I would add that using color is a bad idea even with expensive cameras - just use the gradient of gray intensity. Some producers of high-end stereo cameras (for example Point Grey) used to rely on color and then switched to grey. Also consider a bias and a variance as two components of a stereo matching error. This is important since using a correlation stereo, for example, with a large correlation window would average depth (i.e. model the world as a bunch of fronto-parallel patches) and reduce the bias while increasing the variance and vice versa. So there is always a trade-off.
More than the factors you mentioned above, the accuracy of your stereo will depend on the specifics of the algorithm. It is up to an algorithm to validate depth (important step after stereo estimation) and gracefully patch the holes in textureless areas. For example, consider back-and-forth validation (matching R to L should produce the same candidates as matching L to R), blob noise removal (non Gaussian noise typical for stereo matching removed with connected component algorithm), texture validation (invalidate depth in areas with weak texture), uniqueness validation (having a uni-modal matching score without second and third strong candidates. This is typically a short cut to back-and-forth validation), etc. The accuracy will also depend on sensor noise and sensor's dynamic range.
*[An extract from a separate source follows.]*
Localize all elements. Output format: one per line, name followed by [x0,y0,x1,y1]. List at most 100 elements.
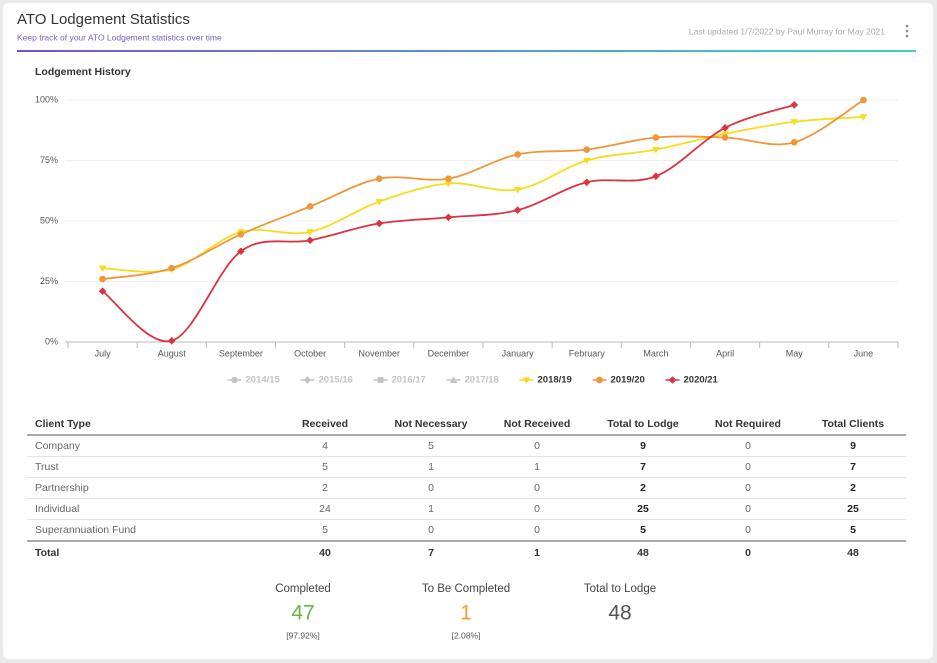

Finally you have to ask your question about accuracy as a function of depth since d=f*B/z, where B is a baseline between cameras, f is focal length in pixels and z is the distance along optical axis. Thus there is a strong dependence of accuracy on the baseline and distance.
Kinect will provide 1mm accuracy (bias) with quite large variance up to 1m or so. Then it sharply goes down. Kinect would have a dead zone up to 50cm since there is no sufficient overlap of two cameras at a close distance. And yes - Kinect is a stereo camera where one of the cameras is simulated by an IR projector.
I am sure with probabilistic stereo such as Belief Propagation on Markov Random Fields one can achieve a higher accuracy. But those methods assume some strong priors about smoothness of object surfaces or particular surface orientation. See this for example, page 14.
If you wan't to know a bit more about accuracy of the approaches take a look at this site, although is no longer very active the results are pretty much state of the art. Take into account that a couple of the papers presented there went to create companies. What do you mean with real stereo vision system? If you mean commercial there aren't many, most of the commercial reconstruction systems work with structured light or directly scanners. This is because (you missed one important factor in your list), the texture is a key factor for accuracy (or even before that correctness); a white wall cannot be reconstructed by a stereo system unless texture or structured light is added. Nevertheless, in my own experience, systems that involve variational matching can be very accurate (subpixel accuracy in image space) which is generally not achieved by probabilistic approaches. One last remark, the distance between cameras is also important for accuracy: very close cameras will find a lot of correct matches and quickly but the accuracy will be low, more distant cameras will find less matches, will probably take longer but the results could be more accurate; there is an optimal conic region defined in many books.
After all this blabla, I can tell you that using opencv one of the best things you can do is do an initial cameras calibration, use Brox's optical flow to find find matches and reconstruct.